Uncertainty assessment in satellite-based greenhouse gas emissions estimates using emulated atmospheric transport
This work addresses uncertainty quantification for satellite-based greenhouse gas monitoring, which is crucial for evaluating national emissions inventories, though it represents an incremental improvement through AI acceleration of existing transport models.

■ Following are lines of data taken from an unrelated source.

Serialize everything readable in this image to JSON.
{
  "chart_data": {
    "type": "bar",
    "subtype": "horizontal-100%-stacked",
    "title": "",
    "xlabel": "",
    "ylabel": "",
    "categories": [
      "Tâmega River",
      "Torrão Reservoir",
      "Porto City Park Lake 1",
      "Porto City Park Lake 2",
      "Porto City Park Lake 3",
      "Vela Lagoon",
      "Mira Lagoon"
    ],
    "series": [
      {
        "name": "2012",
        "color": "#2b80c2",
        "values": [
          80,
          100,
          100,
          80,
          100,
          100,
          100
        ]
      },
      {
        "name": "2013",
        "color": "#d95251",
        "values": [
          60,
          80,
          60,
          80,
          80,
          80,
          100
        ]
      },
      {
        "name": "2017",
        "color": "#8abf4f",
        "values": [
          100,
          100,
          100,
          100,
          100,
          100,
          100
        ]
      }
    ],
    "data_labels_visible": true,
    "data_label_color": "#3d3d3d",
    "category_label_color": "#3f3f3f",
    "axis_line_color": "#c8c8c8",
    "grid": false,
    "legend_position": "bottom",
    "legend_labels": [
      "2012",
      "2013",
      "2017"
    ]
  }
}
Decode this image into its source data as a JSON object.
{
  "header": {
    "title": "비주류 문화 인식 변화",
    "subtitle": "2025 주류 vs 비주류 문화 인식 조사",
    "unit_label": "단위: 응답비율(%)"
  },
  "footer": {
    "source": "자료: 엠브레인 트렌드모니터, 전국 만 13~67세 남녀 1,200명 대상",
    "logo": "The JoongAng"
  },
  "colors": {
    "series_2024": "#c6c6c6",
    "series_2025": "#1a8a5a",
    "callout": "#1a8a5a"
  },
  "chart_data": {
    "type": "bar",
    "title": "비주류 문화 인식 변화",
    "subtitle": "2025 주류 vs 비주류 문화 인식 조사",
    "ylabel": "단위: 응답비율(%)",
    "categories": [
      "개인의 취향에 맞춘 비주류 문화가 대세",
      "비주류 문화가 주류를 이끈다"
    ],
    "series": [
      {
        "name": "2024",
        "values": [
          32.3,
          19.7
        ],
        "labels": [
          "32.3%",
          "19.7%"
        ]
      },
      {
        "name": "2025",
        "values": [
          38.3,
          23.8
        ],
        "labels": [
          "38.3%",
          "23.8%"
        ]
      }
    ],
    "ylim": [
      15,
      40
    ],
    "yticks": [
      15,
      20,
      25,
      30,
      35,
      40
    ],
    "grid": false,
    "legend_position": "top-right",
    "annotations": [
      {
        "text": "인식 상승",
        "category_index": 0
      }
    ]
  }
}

The researchers tackled the problem of uncertainty in satellite-based greenhouse gas emissions estimates by developing an ensemble-based pipeline using a graph neural network emulator of atmospheric transport models, achieving a ~1000x speed-up over traditional methods while quantifying uncertainties in transport footprints and methane measurements.
Monitoring greenhouse gas emissions and evaluating national inventories require efficient, scalable, and reliable inference methods. Top-down approaches, combined with recent advances in satellite observations, provide new opportunities to evaluate emissions at continental and global scales. However, transport models used in these methods remain a key source of uncertainty: they are computationally expensive to run at scale, and their uncertainty is difficult to characterise. Artificial intelligence offers a dual opportunity to accelerate transport simulations and to quantify their associated uncertainty. We present an ensemble-based pipeline for estimating atmospheric transport "footprints", greenhouse gas mole fraction measurements, and their uncertainties using a graph neural network emulator of a Lagrangian Particle Dispersion Model (LPDM). The approach is demonstrated with GOSAT (Greenhouse Gases Observing Satellite) observations for Brazil in 2016. The emulator achieved a ~1000x speed-up over the NAME LPDM, while reproducing large-scale footprint structures. Ensembles were calculated to quantify absolute and relative uncertainty, revealing spatial correlations with prediction error. The results show that ensemble spread highlights low-confidence spatial and temporal predictions for both atmospheric transport footprints and methane mole fractions. While demonstrated here for an LPDM emulator, the approach could be applied more generally to atmospheric transport models, supporting uncertainty-aware greenhouse gas inversion systems and improving the robustness of satellite-based emissions monitoring. With further development, ensemble-based emulators could also help explore systematic LPDM errors, offering a computationally efficient pathway towards a more comprehensive uncertainty budget in greenhouse gas flux estimates.